Directed by:Thomas Balmès
Written by: Thomas Balmès (adaptation), Alain Chabat (idea)
Starring: … BABIES!
If you go “AWWWWW” every time you see a pudgy, drooling baby in a stroller, the documentary Babies will have you doing it for a good hour and a half. As four babies from four different countries invite you to observe their first steps, their fascination and curiosity with the world around them make for a surprisingly original and deeply engaging story that depicts the universal incidents of childhood in strikingly different cultures.
As Babies travels from the dusty reds of Namibia to the stretching mountains of Mongolia, across the sprawling city of Tokyo and the neat suburbs of San Francisco, there is always something to look at in this French documentary by Thomas Balmes. With no subtitles for the parents, and of course, no way of knowing what the babies mean when they gurgle sounds, Babies forces the viewer to translate the film for themselves, relying on the pure images and gestures of these small wonders to piece together interesting insights into early childhood behaviour and how our surrounding environment shape our lives in such unique ways.
Thought-provoking in its sheer ability to let the camera roll around these intriguing little characters, Babies captures the sense of wonder babies have in everything they touch, see and grab, taking the audience back to the simple joys of having a childlike sense of curiosity in a way that doesn’t require an overbearing narrator or too much adult intervention to tell a story.
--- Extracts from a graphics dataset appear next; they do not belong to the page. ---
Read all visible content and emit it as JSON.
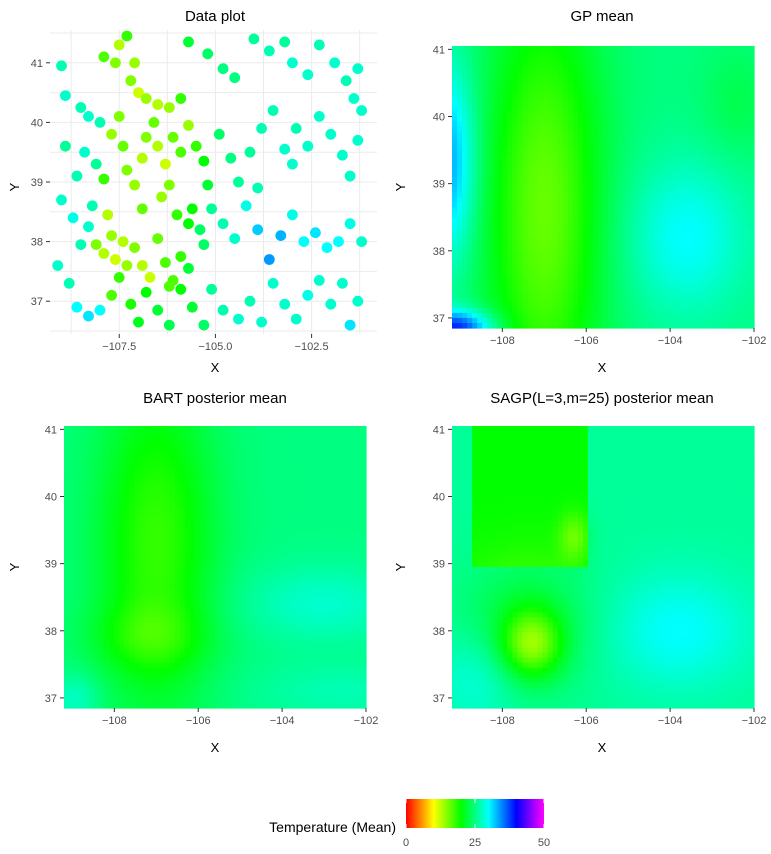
{
  "palette": [
    "#ff0000",
    "#ff8000",
    "#ffff00",
    "#80ff00",
    "#00ff00",
    "#00ff80",
    "#00ffff",
    "#0080ff",
    "#0000ff",
    "#8000ff",
    "#ff00ff"
  ],
  "chart_data": [
    {
      "id": "data-plot",
      "type": "scatter",
      "title": "Data plot",
      "xlabel": "X",
      "ylabel": "Y",
      "xlim": [
        -109.3,
        -100.8
      ],
      "ylim": [
        36.45,
        41.55
      ],
      "xticks": [
        -107.5,
        -105.0,
        -102.5
      ],
      "xtick_labels": [
        "−107.5",
        "−105.0",
        "−102.5"
      ],
      "yticks": [
        37,
        38,
        39,
        40,
        41
      ],
      "ytick_labels": [
        "37",
        "38",
        "39",
        "40",
        "41"
      ],
      "grid": true,
      "color_value": "Temperature (Mean)",
      "points": [
        [
          -109.0,
          40.95,
          27
        ],
        [
          -108.9,
          40.45,
          28
        ],
        [
          -108.5,
          40.25,
          27
        ],
        [
          -108.3,
          40.1,
          28
        ],
        [
          -108.0,
          40.0,
          27
        ],
        [
          -107.9,
          41.1,
          17
        ],
        [
          -107.6,
          41.0,
          15
        ],
        [
          -107.5,
          41.3,
          13
        ],
        [
          -107.3,
          41.45,
          18
        ],
        [
          -107.1,
          41.0,
          14
        ],
        [
          -107.2,
          40.7,
          15
        ],
        [
          -107.0,
          40.5,
          12
        ],
        [
          -106.8,
          40.4,
          14
        ],
        [
          -106.5,
          40.3,
          13
        ],
        [
          -106.2,
          40.25,
          14
        ],
        [
          -105.9,
          40.4,
          18
        ],
        [
          -105.7,
          41.35,
          22
        ],
        [
          -105.2,
          41.15,
          24
        ],
        [
          -104.8,
          40.9,
          25
        ],
        [
          -104.5,
          40.75,
          25
        ],
        [
          -104.0,
          41.4,
          26
        ],
        [
          -103.6,
          41.2,
          27
        ],
        [
          -103.2,
          41.35,
          26
        ],
        [
          -103.0,
          41.0,
          28
        ],
        [
          -102.6,
          40.8,
          28
        ],
        [
          -102.3,
          41.3,
          27
        ],
        [
          -101.9,
          41.0,
          28
        ],
        [
          -101.6,
          40.7,
          27
        ],
        [
          -101.3,
          40.9,
          28
        ],
        [
          -101.4,
          40.4,
          28
        ],
        [
          -108.9,
          39.6,
          26
        ],
        [
          -108.6,
          39.1,
          27
        ],
        [
          -108.4,
          39.5,
          28
        ],
        [
          -108.1,
          39.3,
          26
        ],
        [
          -107.9,
          39.05,
          18
        ],
        [
          -107.7,
          39.8,
          14
        ],
        [
          -107.5,
          40.1,
          15
        ],
        [
          -107.4,
          39.6,
          16
        ],
        [
          -107.3,
          39.2,
          15
        ],
        [
          -107.1,
          38.95,
          14
        ],
        [
          -106.9,
          39.4,
          13
        ],
        [
          -106.8,
          39.75,
          15
        ],
        [
          -106.6,
          40.0,
          16
        ],
        [
          -106.5,
          39.6,
          13
        ],
        [
          -106.3,
          39.3,
          12
        ],
        [
          -106.2,
          38.95,
          15
        ],
        [
          -106.1,
          39.75,
          16
        ],
        [
          -105.9,
          39.5,
          17
        ],
        [
          -105.7,
          39.95,
          14
        ],
        [
          -105.5,
          39.6,
          18
        ],
        [
          -105.3,
          39.35,
          20
        ],
        [
          -105.2,
          38.95,
          22
        ],
        [
          -104.9,
          39.8,
          24
        ],
        [
          -104.6,
          39.4,
          25
        ],
        [
          -104.4,
          39.0,
          26
        ],
        [
          -104.1,
          39.5,
          26
        ],
        [
          -103.8,
          39.9,
          27
        ],
        [
          -103.5,
          40.2,
          27
        ],
        [
          -103.2,
          39.55,
          28
        ],
        [
          -102.9,
          39.9,
          27
        ],
        [
          -102.6,
          39.6,
          28
        ],
        [
          -102.3,
          40.1,
          28
        ],
        [
          -102.0,
          39.8,
          28
        ],
        [
          -101.7,
          39.45,
          28
        ],
        [
          -101.5,
          39.1,
          28
        ],
        [
          -101.3,
          39.7,
          28
        ],
        [
          -101.2,
          40.2,
          28
        ],
        [
          -103.0,
          39.3,
          28
        ],
        [
          -103.9,
          38.9,
          27
        ],
        [
          -109.0,
          38.7,
          28
        ],
        [
          -108.7,
          38.4,
          29
        ],
        [
          -108.5,
          37.95,
          27
        ],
        [
          -108.3,
          38.25,
          28
        ],
        [
          -108.1,
          37.95,
          15
        ],
        [
          -107.9,
          37.8,
          13
        ],
        [
          -107.7,
          38.1,
          14
        ],
        [
          -107.6,
          37.7,
          12
        ],
        [
          -107.4,
          38.0,
          13
        ],
        [
          -107.3,
          37.6,
          14
        ],
        [
          -107.1,
          37.9,
          15
        ],
        [
          -106.9,
          37.6,
          13
        ],
        [
          -106.7,
          37.4,
          12
        ],
        [
          -106.5,
          38.05,
          16
        ],
        [
          -106.3,
          37.65,
          17
        ],
        [
          -106.1,
          37.35,
          17
        ],
        [
          -105.9,
          37.75,
          18
        ],
        [
          -105.7,
          38.3,
          20
        ],
        [
          -105.6,
          38.55,
          20
        ],
        [
          -105.3,
          37.95,
          24
        ],
        [
          -105.1,
          38.55,
          26
        ],
        [
          -104.8,
          38.3,
          27
        ],
        [
          -104.5,
          38.05,
          28
        ],
        [
          -104.2,
          38.6,
          29
        ],
        [
          -103.9,
          38.2,
          32
        ],
        [
          -103.6,
          37.7,
          34
        ],
        [
          -103.3,
          38.1,
          33
        ],
        [
          -103.0,
          38.45,
          29
        ],
        [
          -102.7,
          38.0,
          30
        ],
        [
          -102.4,
          38.15,
          31
        ],
        [
          -102.1,
          37.9,
          30
        ],
        [
          -101.8,
          38.0,
          30
        ],
        [
          -101.5,
          38.3,
          29
        ],
        [
          -101.2,
          38.0,
          28
        ],
        [
          -109.1,
          37.6,
          28
        ],
        [
          -108.8,
          37.3,
          27
        ],
        [
          -108.6,
          36.9,
          30
        ],
        [
          -108.3,
          36.75,
          31
        ],
        [
          -108.0,
          36.85,
          30
        ],
        [
          -107.7,
          37.1,
          17
        ],
        [
          -107.5,
          37.4,
          18
        ],
        [
          -107.2,
          36.95,
          19
        ],
        [
          -107.0,
          36.65,
          21
        ],
        [
          -106.8,
          37.15,
          20
        ],
        [
          -106.5,
          36.85,
          22
        ],
        [
          -106.2,
          36.6,
          23
        ],
        [
          -105.9,
          37.2,
          20
        ],
        [
          -105.6,
          36.9,
          22
        ],
        [
          -105.3,
          36.6,
          24
        ],
        [
          -105.1,
          37.2,
          26
        ],
        [
          -104.8,
          36.85,
          27
        ],
        [
          -104.4,
          36.7,
          28
        ],
        [
          -104.1,
          37.0,
          27
        ],
        [
          -103.8,
          36.65,
          28
        ],
        [
          -103.5,
          37.3,
          28
        ],
        [
          -103.2,
          36.95,
          28
        ],
        [
          -102.9,
          36.7,
          28
        ],
        [
          -102.6,
          37.1,
          29
        ],
        [
          -102.3,
          37.35,
          28
        ],
        [
          -102.0,
          36.95,
          28
        ],
        [
          -101.7,
          37.3,
          28
        ],
        [
          -101.5,
          36.6,
          31
        ],
        [
          -101.3,
          37.0,
          28
        ],
        [
          -106.2,
          37.25,
          17
        ],
        [
          -105.7,
          37.55,
          22
        ],
        [
          -108.2,
          38.6,
          27
        ],
        [
          -107.8,
          38.45,
          13
        ],
        [
          -106.9,
          38.55,
          16
        ],
        [
          -106.4,
          38.75,
          14
        ],
        [
          -106.0,
          38.45,
          18
        ],
        [
          -105.4,
          38.2,
          24
        ]
      ]
    },
    {
      "id": "gp-mean",
      "type": "heatmap",
      "title": "GP mean",
      "xlabel": "X",
      "ylabel": "Y",
      "xlim": [
        -109.2,
        -102.0
      ],
      "ylim": [
        36.85,
        41.05
      ],
      "xticks": [
        -108,
        -106,
        -104,
        -102
      ],
      "xtick_labels": [
        "−108",
        "−106",
        "−104",
        "−102"
      ],
      "yticks": [
        37,
        38,
        39,
        40,
        41
      ],
      "ytick_labels": [
        "37",
        "38",
        "39",
        "40",
        "41"
      ],
      "grid": false,
      "color_value": "Temperature (Mean)"
    },
    {
      "id": "bart-posterior-mean",
      "type": "heatmap",
      "title": "BART posterior mean",
      "xlabel": "X",
      "ylabel": "Y",
      "xlim": [
        -109.2,
        -102.0
      ],
      "ylim": [
        36.85,
        41.05
      ],
      "xticks": [
        -108,
        -106,
        -104,
        -102
      ],
      "xtick_labels": [
        "−108",
        "−106",
        "−104",
        "−102"
      ],
      "yticks": [
        37,
        38,
        39,
        40,
        41
      ],
      "ytick_labels": [
        "37",
        "38",
        "39",
        "40",
        "41"
      ],
      "grid": false,
      "color_value": "Temperature (Mean)"
    },
    {
      "id": "sagp-posterior-mean",
      "type": "heatmap",
      "title": "SAGP(L=3,m=25) posterior mean",
      "xlabel": "X",
      "ylabel": "Y",
      "xlim": [
        -109.2,
        -102.0
      ],
      "ylim": [
        36.85,
        41.05
      ],
      "xticks": [
        -108,
        -106,
        -104,
        -102
      ],
      "xtick_labels": [
        "−108",
        "−106",
        "−104",
        "−102"
      ],
      "yticks": [
        37,
        38,
        39,
        40,
        41
      ],
      "ytick_labels": [
        "37",
        "38",
        "39",
        "40",
        "41"
      ],
      "grid": false,
      "color_value": "Temperature (Mean)"
    }
  ],
  "legend": {
    "title": "Temperature (Mean)",
    "placement": "bottom-center",
    "ticks": [
      0,
      25,
      50
    ],
    "tick_labels": [
      "0",
      "25",
      "50"
    ],
    "range": [
      0,
      50
    ]
  }
}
While their stumbles, their discontent and their contact with odd household animals (goats and chickens included) are the most involving and engaging aspect of Babies, the kidlets that star in this film also participate in intensely rich images of the environment they’re growing up in, bringing life and animation to eye-catching scenes that give the film a painterly and photographic snapshot-like quality.
But for those who get bored babysitting, or have an aversion to these alien-like creatures, the lack of a conventional script and dialogue will prove to be as painful as sitting in a waiting room of a maternity ward. Your reaction to the title should be enough of an indication as to whether you’ll like this film or not.